В северной стороне над зеленой лужайкой вьется облачко стрекоз, видимо, там есть какой-то источник. Вот в нем она и помоется. От жары и пота кожа между пальцами ног потрескалась. Ану мучит зуд, она яростно расчесывает ранки, а потом выковыривает из-под ногтей клочки кожи. Ей больно. Чтобы не останавливаться, она вынуждена идти на пятках. Не слишком-то удобно. Ей становится страшно. Ведь ноги — единственное для нее средство добраться до этого далекого и сказочного Севера, где ее ждет малыш. Где ее ждет смерть.
Грязь въелась в кожу, в самые потаенные ее складки; расчесывать волосы с каждым днем становится все труднее, в них появились узелки, а может, и вши (она в конце концов решила не распускать больше на ночь пучок), на локтях черные корки, от пыли с каждым днем заметнее становятся морщины — со всем этим еще можно смириться. Но ноги служат ей для того, чтобы идти. О них надо заботиться, ими пренебрегать нельзя. Иначе ей придется добираться до сужденного ей судьбой Севера на коленях.

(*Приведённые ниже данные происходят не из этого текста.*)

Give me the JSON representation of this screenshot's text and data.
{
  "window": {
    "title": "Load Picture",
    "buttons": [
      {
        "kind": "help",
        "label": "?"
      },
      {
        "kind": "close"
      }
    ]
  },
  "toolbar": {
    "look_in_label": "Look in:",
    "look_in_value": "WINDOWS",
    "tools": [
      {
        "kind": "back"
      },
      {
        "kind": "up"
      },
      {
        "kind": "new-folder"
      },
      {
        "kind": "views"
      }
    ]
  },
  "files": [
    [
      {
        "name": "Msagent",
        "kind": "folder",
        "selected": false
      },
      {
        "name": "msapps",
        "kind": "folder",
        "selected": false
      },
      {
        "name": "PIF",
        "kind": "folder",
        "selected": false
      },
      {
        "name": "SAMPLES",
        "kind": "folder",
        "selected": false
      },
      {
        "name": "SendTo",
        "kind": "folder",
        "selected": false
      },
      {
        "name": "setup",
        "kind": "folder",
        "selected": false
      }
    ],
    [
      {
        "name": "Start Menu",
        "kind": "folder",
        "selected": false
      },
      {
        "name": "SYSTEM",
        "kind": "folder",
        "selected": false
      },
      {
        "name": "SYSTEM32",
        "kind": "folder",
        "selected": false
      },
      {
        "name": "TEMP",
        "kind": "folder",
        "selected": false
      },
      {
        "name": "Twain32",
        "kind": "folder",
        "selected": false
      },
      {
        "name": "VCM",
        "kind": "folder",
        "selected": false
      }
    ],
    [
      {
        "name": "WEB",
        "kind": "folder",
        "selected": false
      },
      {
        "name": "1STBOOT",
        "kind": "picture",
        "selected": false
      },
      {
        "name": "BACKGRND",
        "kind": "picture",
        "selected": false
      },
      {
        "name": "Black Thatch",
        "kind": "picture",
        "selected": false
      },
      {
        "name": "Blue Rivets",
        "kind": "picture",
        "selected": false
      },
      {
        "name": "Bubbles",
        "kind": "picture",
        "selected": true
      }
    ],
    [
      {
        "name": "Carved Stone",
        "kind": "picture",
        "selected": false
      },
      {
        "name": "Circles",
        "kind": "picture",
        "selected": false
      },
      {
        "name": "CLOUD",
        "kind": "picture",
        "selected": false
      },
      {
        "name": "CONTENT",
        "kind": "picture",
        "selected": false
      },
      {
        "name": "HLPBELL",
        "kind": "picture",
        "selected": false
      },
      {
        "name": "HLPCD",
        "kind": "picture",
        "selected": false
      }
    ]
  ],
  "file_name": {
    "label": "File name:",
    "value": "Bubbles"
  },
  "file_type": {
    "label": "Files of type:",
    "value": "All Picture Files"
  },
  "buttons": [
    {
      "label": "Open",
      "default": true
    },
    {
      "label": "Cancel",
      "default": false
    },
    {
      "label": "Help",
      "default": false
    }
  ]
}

Нет, говорит она себе, судьба не требует от нее такого унижения. Просто ее судьба там, на Севере. И она надеется, что Ана сумеет соединиться с ней достойным образом. С поднятой головой. На своих ногах.
Ана-невеличка сидит на свежей траве на пустынной зеленой лужайке, омываемой голубым ручьем, и моется с неловким усердием ребенка, который еще не вполне владеет своими движениями. Ее детские ладони обрызгивают холодной водой ноги, словно поят маленьких, изнемогающих от жажды зверьков. Тело согнуто и напоминает сухую черную ветку, руки и ноги выписывают какие-то замысловатые узоры, так и кажется, что это две ловкие лодочки играючи то быстро скрещивают свои пути, то расходятся. Или лодки, которые ищут косяк сардин, чтобы забросить сети. Четыре лодки. «Анита — радость возвращения» и три другие, те, что могли бы носить имена невест ее троих сыновей. Если бы не война…
Ана резким движением вытаскивает из воды руки и ноги. Стискивает зубы. Сжимает губы. Нет. Она не заплачет. Время слез миновало. Ее глаза словно остекленели, такие глаза не плачут.
Она снимает свое черное платье. Нижние юбки у нее тоже черные. Так, освобождаясь поочередно от покрывающей ее черноты, Ана Пауча наверняка добралась бы до самой души. Но сегодня она не станет раздеваться донага. Сегодня не будет ни слез, ни зрелищ.
Все с той же неловкостью маленькой девочки, которая еще только начинает усваивать некоторые движения, она моет лицо, шею, подмышки, складки внизу живота. Тщательно моет. Холодная вода словно молодит ее кожу, возвращает ей тот перламутровый отлив, которым некогда так гордилась Анита-девушка. И можно подумать, что в глубине ее существа еще не совсем угасло желание жить.